- View full picture
The fall colors make me want to plant bulbs, so I’m going to buy some daffodil bulbs. I love to see their bright flowers in the spring after a dreary gray winter. An added benefit is that ground squirrels leave them alone, unlike tulips, which squirrels love to eat.
I have hyacinths that the squirrels don’t touch, but maybe that’s because they’re planted right next to our back door. Maybe all the back and forth keeps the squirrels away from them. Maybe I’ll try more hyacinth bulbs too.
For a successful spring presentation, start with large, firm and healthy daffodil bulbs. Plant them in well-drained soil at the right depth in a location that receives at least half a day of sun. They will grow under deciduous trees as the trees usually do not have leaves by the time the bulbs emerge. However, evergreen trees will shade the daffodil plant and they will be spindly with few flowers.
Work the soil to a depth of 10 to 12 inches while mixing in a bulb fertilizer (5-10-10, 3-6-6) according to the label.
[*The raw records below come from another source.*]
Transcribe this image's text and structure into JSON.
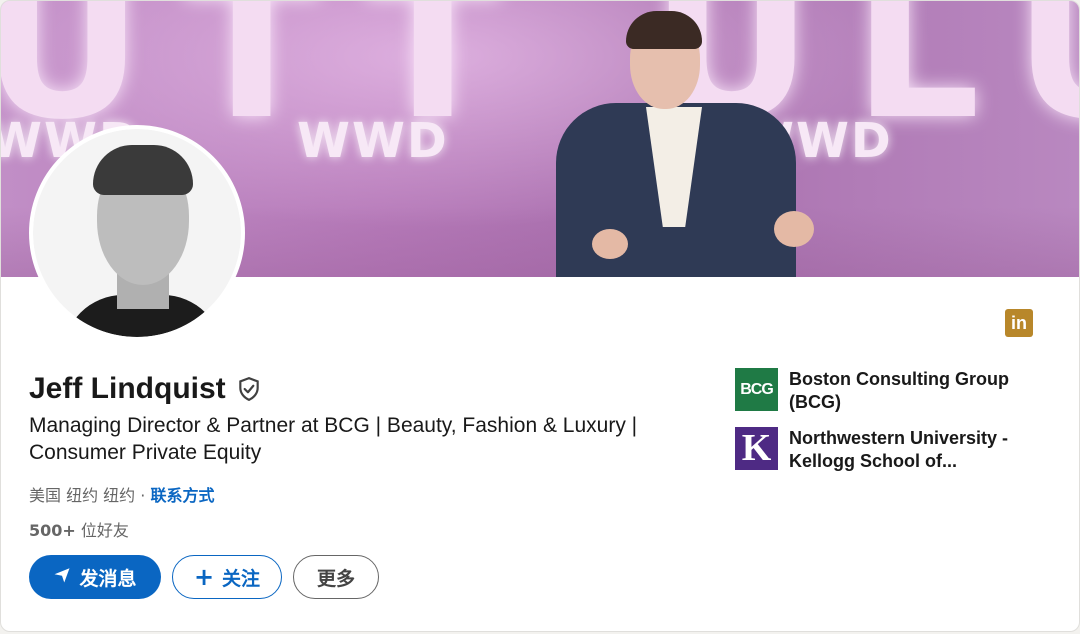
{
  "banner": {
    "big_text": "UTT ULU",
    "logo_text": "WWD"
  },
  "profile": {
    "name": "Jeff Lindquist",
    "headline": "Managing Director & Partner at BCG | Beauty, Fashion & Luxury | Consumer Private Equity",
    "location": "美国 纽约 纽约 · ",
    "contact_info": "联系方式",
    "connections_count": "500+",
    "connections_label": " 位好友"
  },
  "badge": {
    "label": "in",
    "color": "#b8872a"
  },
  "actions": {
    "message_label": "发消息",
    "follow_label": "关注",
    "more_label": "更多"
  },
  "orgs": [
    {
      "logo_text": "BCG",
      "name": "Boston Consulting Group (BCG)"
    },
    {
      "logo_text": "K",
      "name": "Northwestern University - Kellogg School of..."
    }
  ],
  "colors": {
    "primary": "#0a66c2",
    "bcg_green": "#1f7a45",
    "kellogg_purple": "#4e2a84"
  }
}
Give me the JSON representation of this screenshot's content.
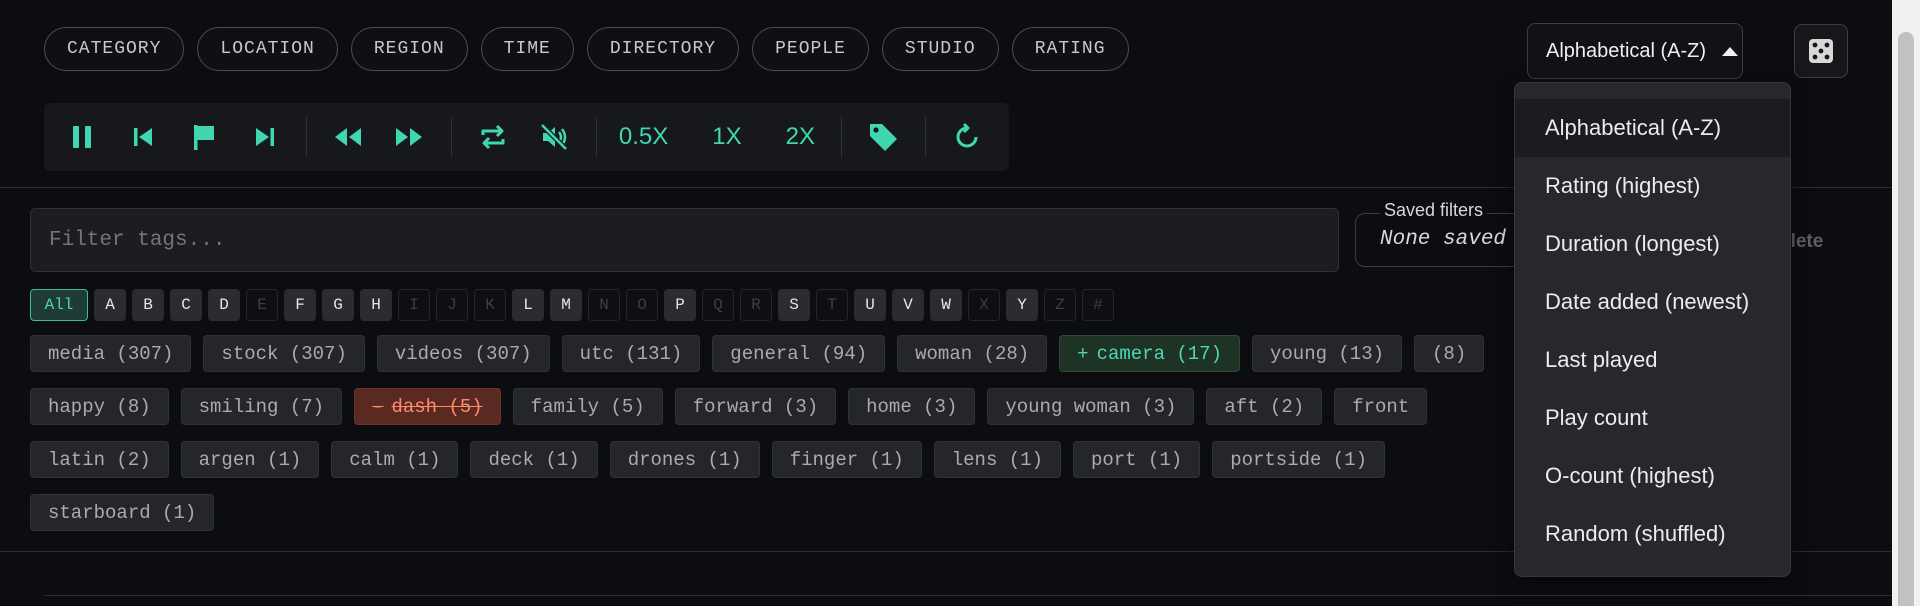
{
  "categories": [
    "CATEGORY",
    "LOCATION",
    "REGION",
    "TIME",
    "DIRECTORY",
    "PEOPLE",
    "STUDIO",
    "RATING"
  ],
  "sort": {
    "selected": "Alphabetical (A-Z)",
    "options": [
      "Alphabetical (A-Z)",
      "Rating (highest)",
      "Duration (longest)",
      "Date added (newest)",
      "Last played",
      "Play count",
      "O-count (highest)",
      "Random (shuffled)"
    ]
  },
  "player": {
    "speeds": [
      "0.5X",
      "1X",
      "2X"
    ],
    "icons": [
      "pause-icon",
      "skip-back-icon",
      "flag-icon",
      "skip-forward-icon",
      "rewind-icon",
      "fast-forward-icon",
      "repeat-icon",
      "mute-icon",
      "tag-icon",
      "refresh-icon"
    ],
    "accent": "#3fd6b0"
  },
  "filter": {
    "placeholder": "Filter tags..."
  },
  "saved_filters": {
    "label": "Saved filters",
    "value": "None saved",
    "delete_label": "elete"
  },
  "letters": [
    {
      "t": "All",
      "s": "active"
    },
    {
      "t": "A",
      "s": "on"
    },
    {
      "t": "B",
      "s": "on"
    },
    {
      "t": "C",
      "s": "on"
    },
    {
      "t": "D",
      "s": "on"
    },
    {
      "t": "E",
      "s": "off"
    },
    {
      "t": "F",
      "s": "on"
    },
    {
      "t": "G",
      "s": "on"
    },
    {
      "t": "H",
      "s": "on"
    },
    {
      "t": "I",
      "s": "off"
    },
    {
      "t": "J",
      "s": "off"
    },
    {
      "t": "K",
      "s": "off"
    },
    {
      "t": "L",
      "s": "on"
    },
    {
      "t": "M",
      "s": "on"
    },
    {
      "t": "N",
      "s": "off"
    },
    {
      "t": "O",
      "s": "off"
    },
    {
      "t": "P",
      "s": "on"
    },
    {
      "t": "Q",
      "s": "off"
    },
    {
      "t": "R",
      "s": "off"
    },
    {
      "t": "S",
      "s": "on"
    },
    {
      "t": "T",
      "s": "off"
    },
    {
      "t": "U",
      "s": "on"
    },
    {
      "t": "V",
      "s": "on"
    },
    {
      "t": "W",
      "s": "on"
    },
    {
      "t": "X",
      "s": "off"
    },
    {
      "t": "Y",
      "s": "on"
    },
    {
      "t": "Z",
      "s": "off"
    },
    {
      "t": "#",
      "s": "off"
    }
  ],
  "tag_rows": [
    [
      {
        "label": "media (307)",
        "state": "none"
      },
      {
        "label": "stock (307)",
        "state": "none"
      },
      {
        "label": "videos (307)",
        "state": "none"
      },
      {
        "label": "utc (131)",
        "state": "none"
      },
      {
        "label": "general (94)",
        "state": "none"
      },
      {
        "label": "woman (28)",
        "state": "none"
      },
      {
        "label": "camera (17)",
        "state": "include",
        "symbol": "+"
      },
      {
        "label": "young (13)",
        "state": "none"
      },
      {
        "label": "(8)",
        "state": "none"
      }
    ],
    [
      {
        "label": "happy (8)",
        "state": "none"
      },
      {
        "label": "smiling (7)",
        "state": "none"
      },
      {
        "label": "dash (5)",
        "state": "exclude",
        "symbol": "-"
      },
      {
        "label": "family (5)",
        "state": "none"
      },
      {
        "label": "forward (3)",
        "state": "none"
      },
      {
        "label": "home (3)",
        "state": "none"
      },
      {
        "label": "young woman (3)",
        "state": "none"
      },
      {
        "label": "aft (2)",
        "state": "none"
      },
      {
        "label": "front",
        "state": "none"
      }
    ],
    [
      {
        "label": "latin (2)",
        "state": "none"
      },
      {
        "label": "argen (1)",
        "state": "none"
      },
      {
        "label": "calm (1)",
        "state": "none"
      },
      {
        "label": "deck (1)",
        "state": "none"
      },
      {
        "label": "drones (1)",
        "state": "none"
      },
      {
        "label": "finger (1)",
        "state": "none"
      },
      {
        "label": "lens (1)",
        "state": "none"
      },
      {
        "label": "port (1)",
        "state": "none"
      },
      {
        "label": "portside (1)",
        "state": "none"
      }
    ],
    [
      {
        "label": "starboard (1)",
        "state": "none"
      }
    ]
  ]
}
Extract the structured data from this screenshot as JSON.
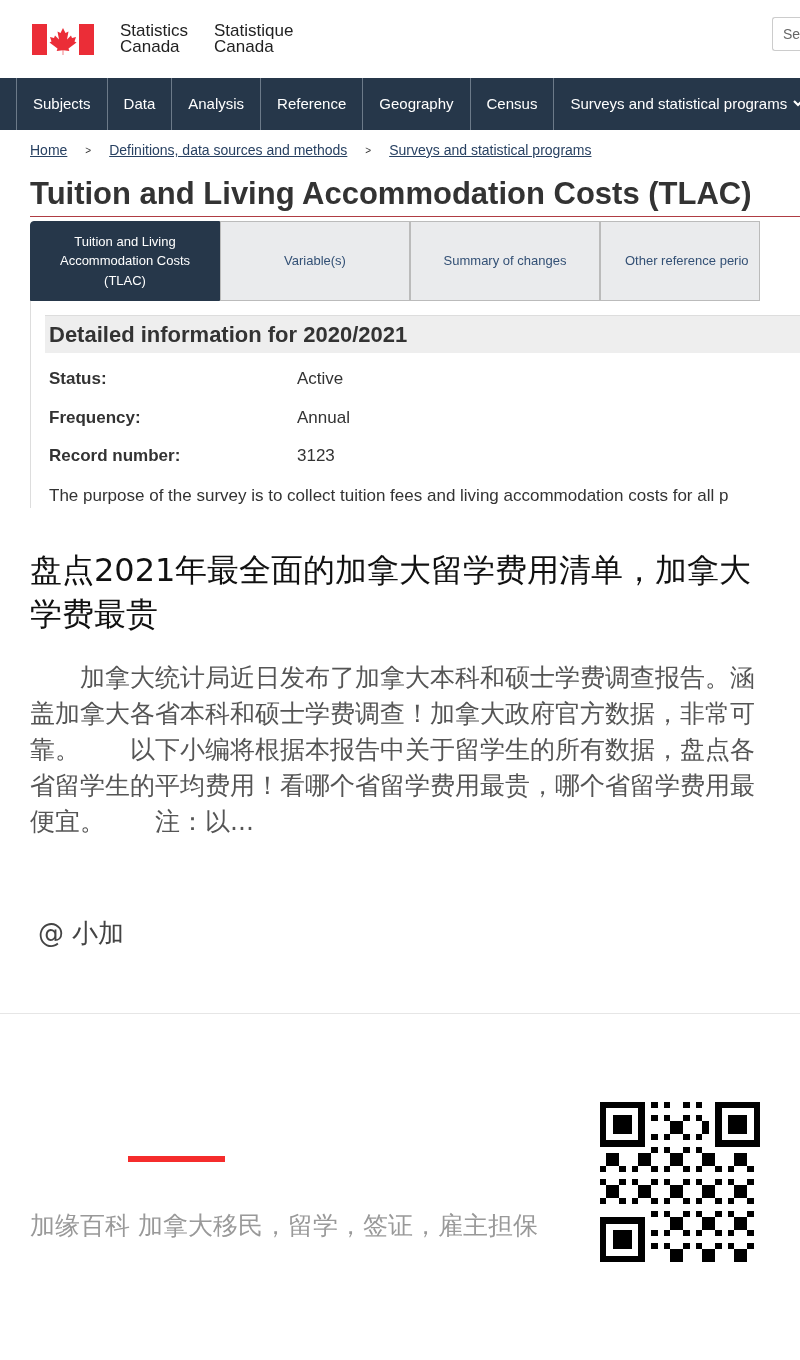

Do not place the fertilizer directly at the bottom of the hole and do not allow it to come into direct contact with the bulbs or bulbs, and possibly the developing roots could be damaged.
Place the bottom of the bulbs about twice as deep as the bulb is high below the soil surface with the pointed side facing up. Rather than placing the bulbs individually, plant them in groups of three or more of the same variety for a fuller display in the spring. Tamp the soil to remove air pockets. Adding mulch will help maintain soil moisture and reduce weeds in the spring.
Mid-October is the optimal time to plant bulbs, as the bulbs should develop a root system before the coldest weather. However, if, like me, you often forget to plant your bulbs, they can burrow into the ground until it’s frozen. It is best to put the bulbs in the ground before Thanksgiving.
There are many species, subspecies and varieties of daffodils – between 40 and 200 with over 32,000 named hybrids, according to the American Daffodil Society, www.daffodilusa.org. With so many colors and types to choose from, especially the fragrant ones, I could easily become a daffodil fanatic. Have fun and explore the websites to see all the choices. So go to a good nursery, like Greenhouse Garden Center and buy!